Getting Started
You can get started with evaluating your decision tree model's performance on Vollo Trees using the Vollo Trees compiler which doesn't require an FPGA accelerator.
When you are ready, you can run inferences with your model on a Vollo FPGA accelerator using an evaluation license.
Performance estimation and model design with the Vollo Trees compiler
You can use the Vollo Trees compiler to compile and estimate the performance of your model in an ML user's environment without any accelerator.
The Vollo Trees compiler execution time is typically on the order of seconds, enabling fast model iteration for tuning models to meet a latency target.
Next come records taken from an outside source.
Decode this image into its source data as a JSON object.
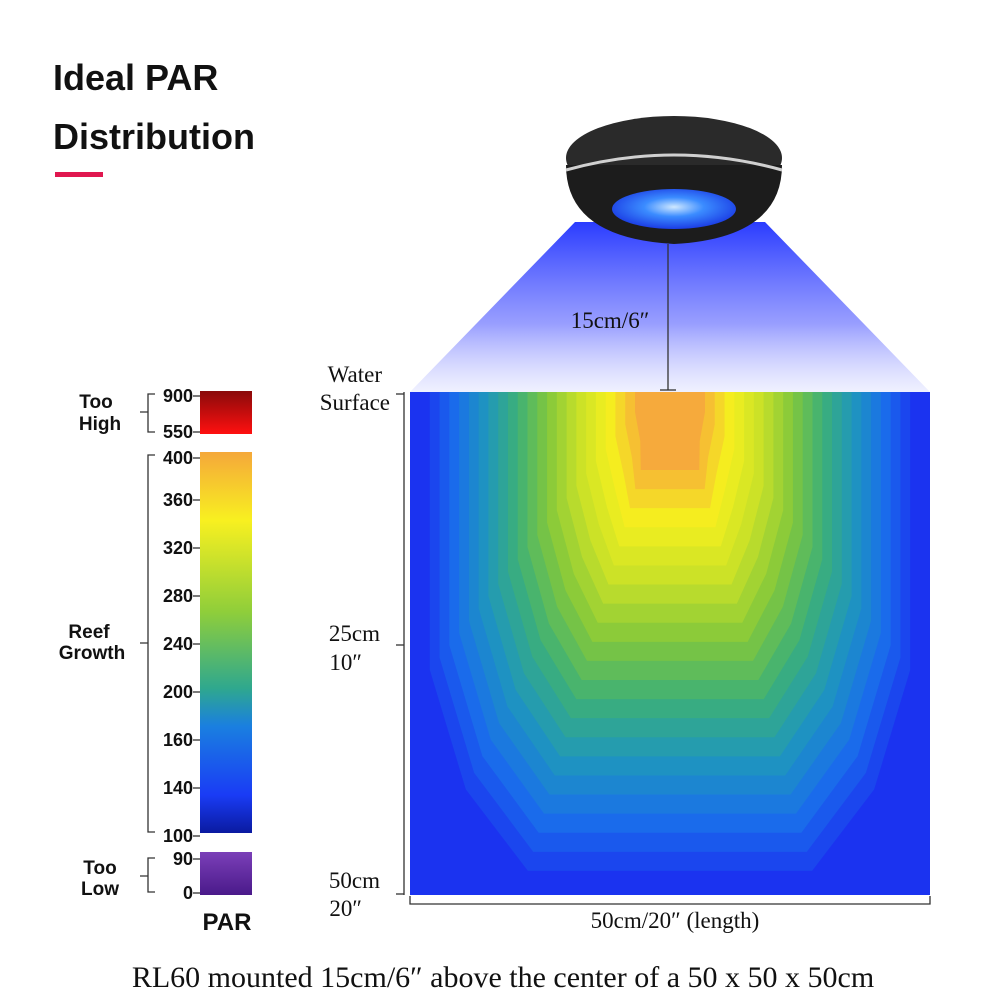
{
  "header": {
    "title": [
      "Ideal PAR",
      "Distribution"
    ]
  },
  "legend": {
    "too_high": {
      "label": [
        "Too",
        "High"
      ],
      "ticks": [
        "900",
        "550"
      ]
    },
    "reef_growth": {
      "label": [
        "Reef",
        "Growth"
      ],
      "ticks": [
        "400",
        "360",
        "320",
        "280",
        "240",
        "200",
        "160",
        "140",
        "100"
      ]
    },
    "too_low": {
      "label": [
        "Too",
        "Low"
      ],
      "ticks": [
        "90",
        "0"
      ]
    },
    "title": "PAR"
  },
  "diagram": {
    "mount_height": "15cm/6″",
    "depth_labels": [
      [
        "Water",
        "Surface"
      ],
      [
        "25cm",
        "10″"
      ],
      [
        "50cm",
        "20″"
      ]
    ],
    "length_label": "50cm/20″ (length)"
  },
  "caption": "RL60 mounted 15cm/6″ above the center of a 50 x 50 x 50cm"
}
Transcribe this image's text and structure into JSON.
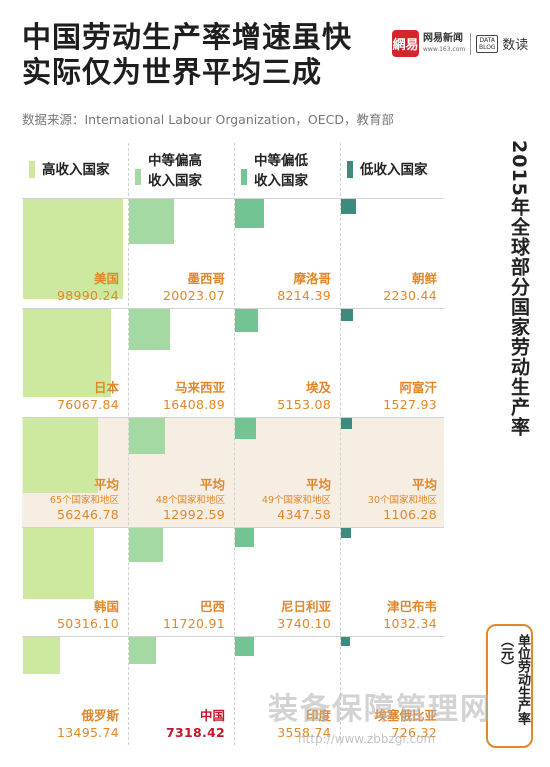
{
  "header": {
    "title_line1": "中国劳动生产率增速虽快",
    "title_line2": "实际仅为世界平均三成",
    "source": "数据来源：International Labour Organization，OECD，教育部"
  },
  "logo": {
    "icon_text": "網易",
    "name": "网易新闻",
    "url": "www.163.com",
    "data_icon_text": "DATA BLOG",
    "data_text": "数读"
  },
  "side_title": "2015年全球部分国家劳动生产率",
  "unit_label": "单位劳动生产率（元）",
  "watermark": {
    "text": "装备保障管理网",
    "url": "http://www.zbbzgl.com"
  },
  "colors": {
    "high_income": "#cde9a0",
    "upper_middle": "#a4d9a3",
    "lower_middle": "#72c493",
    "low_income": "#3d8b7f",
    "label": "#e2872a",
    "highlight": "#c4162a",
    "avg_band": "#f6ede3"
  },
  "chart_data": {
    "type": "table",
    "title": "2015年全球部分国家劳动生产率",
    "unit": "单位劳动生产率（元）",
    "columns": [
      {
        "name": "高收入国家",
        "color": "#cde9a0",
        "entries": [
          {
            "name": "美国",
            "value": 98990.24,
            "value_text": "98990.24"
          },
          {
            "name": "日本",
            "value": 76067.84,
            "value_text": "76067.84"
          },
          {
            "name": "平均",
            "sub": "65个国家和地区",
            "value": 56246.78,
            "value_text": "56246.78",
            "is_average": true
          },
          {
            "name": "韩国",
            "value": 50316.1,
            "value_text": "50316.10"
          },
          {
            "name": "俄罗斯",
            "value": 13495.74,
            "value_text": "13495.74"
          }
        ]
      },
      {
        "name": "中等偏高收入国家",
        "name_line1": "中等偏高",
        "name_line2": "收入国家",
        "color": "#a4d9a3",
        "entries": [
          {
            "name": "墨西哥",
            "value": 20023.07,
            "value_text": "20023.07"
          },
          {
            "name": "马来西亚",
            "value": 16408.89,
            "value_text": "16408.89"
          },
          {
            "name": "平均",
            "sub": "48个国家和地区",
            "value": 12992.59,
            "value_text": "12992.59",
            "is_average": true
          },
          {
            "name": "巴西",
            "value": 11720.91,
            "value_text": "11720.91"
          },
          {
            "name": "中国",
            "value": 7318.42,
            "value_text": "7318.42",
            "highlight": true
          }
        ]
      },
      {
        "name": "中等偏低收入国家",
        "name_line1": "中等偏低",
        "name_line2": "收入国家",
        "color": "#72c493",
        "entries": [
          {
            "name": "摩洛哥",
            "value": 8214.39,
            "value_text": "8214.39"
          },
          {
            "name": "埃及",
            "value": 5153.08,
            "value_text": "5153.08"
          },
          {
            "name": "平均",
            "sub": "49个国家和地区",
            "value": 4347.58,
            "value_text": "4347.58",
            "is_average": true
          },
          {
            "name": "尼日利亚",
            "value": 3740.1,
            "value_text": "3740.10"
          },
          {
            "name": "印度",
            "value": 3558.74,
            "value_text": "3558.74"
          }
        ]
      },
      {
        "name": "低收入国家",
        "color": "#3d8b7f",
        "entries": [
          {
            "name": "朝鲜",
            "value": 2230.44,
            "value_text": "2230.44"
          },
          {
            "name": "阿富汗",
            "value": 1527.93,
            "value_text": "1527.93"
          },
          {
            "name": "平均",
            "sub": "30个国家和地区",
            "value": 1106.28,
            "value_text": "1106.28",
            "is_average": true
          },
          {
            "name": "津巴布韦",
            "value": 1032.34,
            "value_text": "1032.34"
          },
          {
            "name": "埃塞俄比亚",
            "value": 726.32,
            "value_text": "726.32"
          }
        ]
      }
    ]
  }
}
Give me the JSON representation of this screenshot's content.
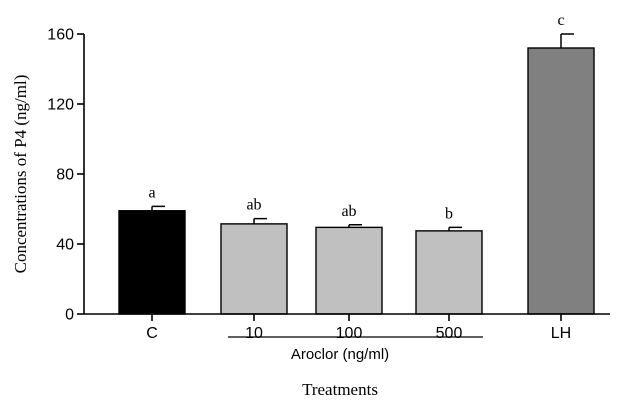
{
  "chart_data": {
    "type": "bar",
    "ylabel": "Concentrations of P4 (ng/ml)",
    "xlabel": "Treatments",
    "group_label": "Aroclor (ng/ml)",
    "ylim": [
      0,
      160
    ],
    "yticks": [
      "0",
      "40",
      "80",
      "120",
      "160"
    ],
    "grid": false,
    "categories": [
      "C",
      "10",
      "100",
      "500",
      "LH"
    ],
    "values": [
      59,
      51.5,
      49.5,
      47.5,
      152
    ],
    "errors": [
      2.5,
      3,
      1.5,
      2,
      8
    ],
    "letters": [
      "a",
      "ab",
      "ab",
      "b",
      "c"
    ],
    "colors": [
      "#000000",
      "#c0c0c0",
      "#c0c0c0",
      "#c0c0c0",
      "#808080"
    ]
  }
}
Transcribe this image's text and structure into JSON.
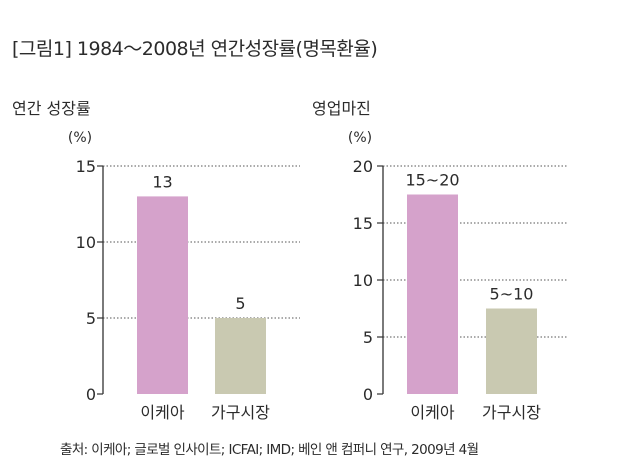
{
  "figure": {
    "title": "[그림1] 1984～2008년 연간성장률(명목환율)",
    "source": "출처: 이케아; 글로벌 인사이트; ICFAI; IMD; 베인 앤 컴퍼니 연구, 2009년 4월"
  },
  "chart_data": [
    {
      "type": "bar",
      "title": "연간 성장률",
      "unit_label": "(%)",
      "categories": [
        "이케아",
        "가구시장"
      ],
      "values": [
        13,
        5
      ],
      "data_labels": [
        "13",
        "5"
      ],
      "ylim": [
        0,
        15
      ],
      "yticks": [
        0,
        5,
        10,
        15
      ],
      "grid": "dotted",
      "bar_colors": [
        "#d5a2cb",
        "#c9c9b1"
      ]
    },
    {
      "type": "bar",
      "title": "영업마진",
      "unit_label": "(%)",
      "categories": [
        "이케아",
        "가구시장"
      ],
      "values": [
        17.5,
        7.5
      ],
      "data_labels": [
        "15~20",
        "5~10"
      ],
      "ylim": [
        0,
        20
      ],
      "yticks": [
        0,
        5,
        10,
        15,
        20
      ],
      "grid": "dotted",
      "bar_colors": [
        "#d5a2cb",
        "#c9c9b1"
      ]
    }
  ]
}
To estimate performance of your model with the Vollo SDK:
-
Download and extract the Vollo SDK.
-
Install the Vollo Trees compiler Python libraries.
-
Compile your model using the Vollo-rtees compiler and evaluate the compiled program on inference data to generate a compute latency estimate that will be achieved with Vollo Trees.
See Vollo Trees compiler Example for a fully worked example of this including performance estimation.
-
Iterate on your model architecture to meet your combined latency and accuracy requirements.
Validating inference performance using the Vollo Trees FPGA accelerator
When you are ready to run inferences with your models on a Vollo Trees accelerator, you will need a compatible FPGA based PCIe accelerator card and a Vollo Trees license.
Evaluation licenses can be provided free of charge by contacting vollo@myrtle.ai.
To validate inference performance on Vollo Trees:
-
Compile your model and save it as a
.vollo
program file using the Vollo Trees compiler.See Vollo Trees compiler Example for a fully worked example.
-
Run and benchmark your model on the accelerator using the Vollo runtime C example.
Make sure to pass the example application the path to your saved
.vollo
program when you invoke it on the command line.
Note that the Vollo Trees SDK includes prebuilt FPGA bitstreams for selected PCIe accelerator cards so no FPGA compilation or configuration is required after initial accelerator setup. As a result loading user models to run on Vollo takes under a second, enabling fast onboard iteration and evaluation of different models.